Comer em família, por menos que os Titãs aprovassem, não é “essa mania”, sim um momento de (re)constituição real da família. Nutrir é uma forma de amar, e é para amar que estamos todos aqui
Cada vez mais é comum que as pessoas comam na frente da tevê ou, pior ainda, separadamente com uma tevê (ou outra tela qualquer) para cada um. Vez ou outra já se vê pelas ruas gente comendo e andando ao mesmo tempo, como um selvagem. Ao mesmo tempo, temos razões para alguma esperança aqui em Pindorama: quem tem de comer na rua geralmente o faz num restaurante de comida a quilo, onde, por mais que seja a quilo, ainda é comida que se come. Nossas padarias servem a multidões cafés com leite e pães fresquinhos com manteiga, queijo e presunto. Coisas, em suma, que minha bisavó aprovaria.

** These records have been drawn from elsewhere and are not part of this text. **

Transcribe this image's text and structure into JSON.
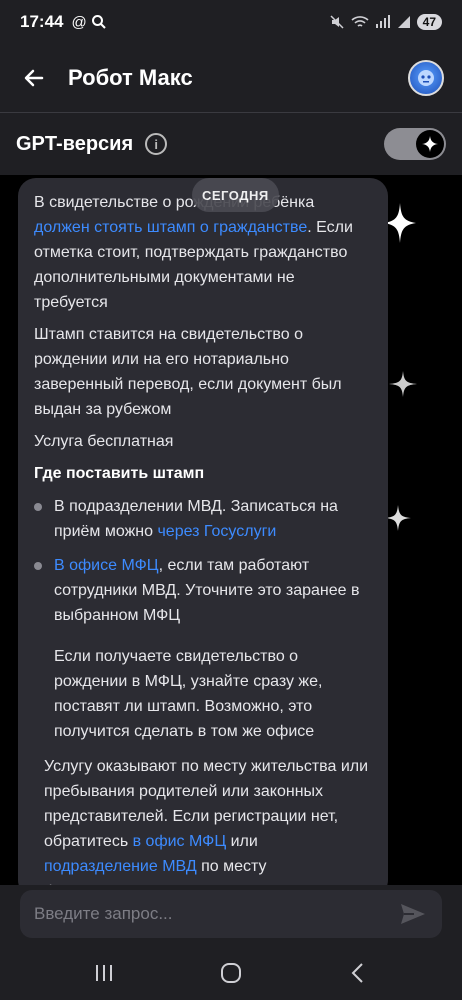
{
  "status": {
    "time": "17:44",
    "battery": "47"
  },
  "header": {
    "title": "Робот Макс"
  },
  "gpt": {
    "label": "GPT-версия"
  },
  "chat": {
    "date_chip": "СЕГОДНЯ",
    "p1_text": "В свидетельстве о рождении ребёнка ",
    "p1_link": "должен стоять штамп о гражданстве",
    "p1_text2": ". Если отметка стоит, подтверждать гражданство дополнительными документами не требуется",
    "p2": "Штамп ставится на свидетельство о рождении или на его нотариально заверенный перевод, если документ был выдан за рубежом",
    "p3": "Услуга бесплатная",
    "heading": "Где поставить штамп",
    "b1_text": "В подразделении МВД. Записаться на приём можно ",
    "b1_link": "через Госуслуги",
    "b2_link": "В офисе МФЦ",
    "b2_text": ", если там работают сотрудники МВД. Уточните это заранее в выбранном МФЦ",
    "p4": "Если получаете свидетельство о рождении в МФЦ, узнайте сразу же, поставят ли штамп. Возможно, это получится сделать в том же офисе",
    "p5_text": "Услугу оказывают по месту жительства или пребывания родителей или законных представителей. Если регистрации нет, обратитесь ",
    "p5_link1": "в офис МФЦ",
    "p5_mid": " или ",
    "p5_link2": "подразделение МВД",
    "p5_end": " по месту фактического проживания"
  },
  "input": {
    "placeholder": "Введите запрос..."
  },
  "colors": {
    "link": "#3d8bff",
    "bubble": "#2c2c33",
    "bar": "#1f1f23"
  }
}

Comer, afinal, não é como abastecer um automóvel. A comida até tem, também, o papel de “combustível” para manter o corpo andando. Seu papel principal para o conjunto da humanidade, todavia, não é esse. Comer é um ato de civilização. Comer em família, por menos que os Titãs aprovassem, não é “essa mania”, sim um momento de (re)constituição real da família. Chama-se, com razão, o ato conjugal de “fazer amor”; a refeição familiar é também uma forma de “fazer amor”, de “fazer família”. É o lugar do diálogo, do aprendizado mútuo, da alegria de estar juntos.
A boa comida, a comida que deu trabalho, mas cujo sabor o justifica, é o “combustível” dessa sociedade primeira que é a família. Nutrir é uma forma de amar, e é para amar que estamos todos aqui. Bom apetite!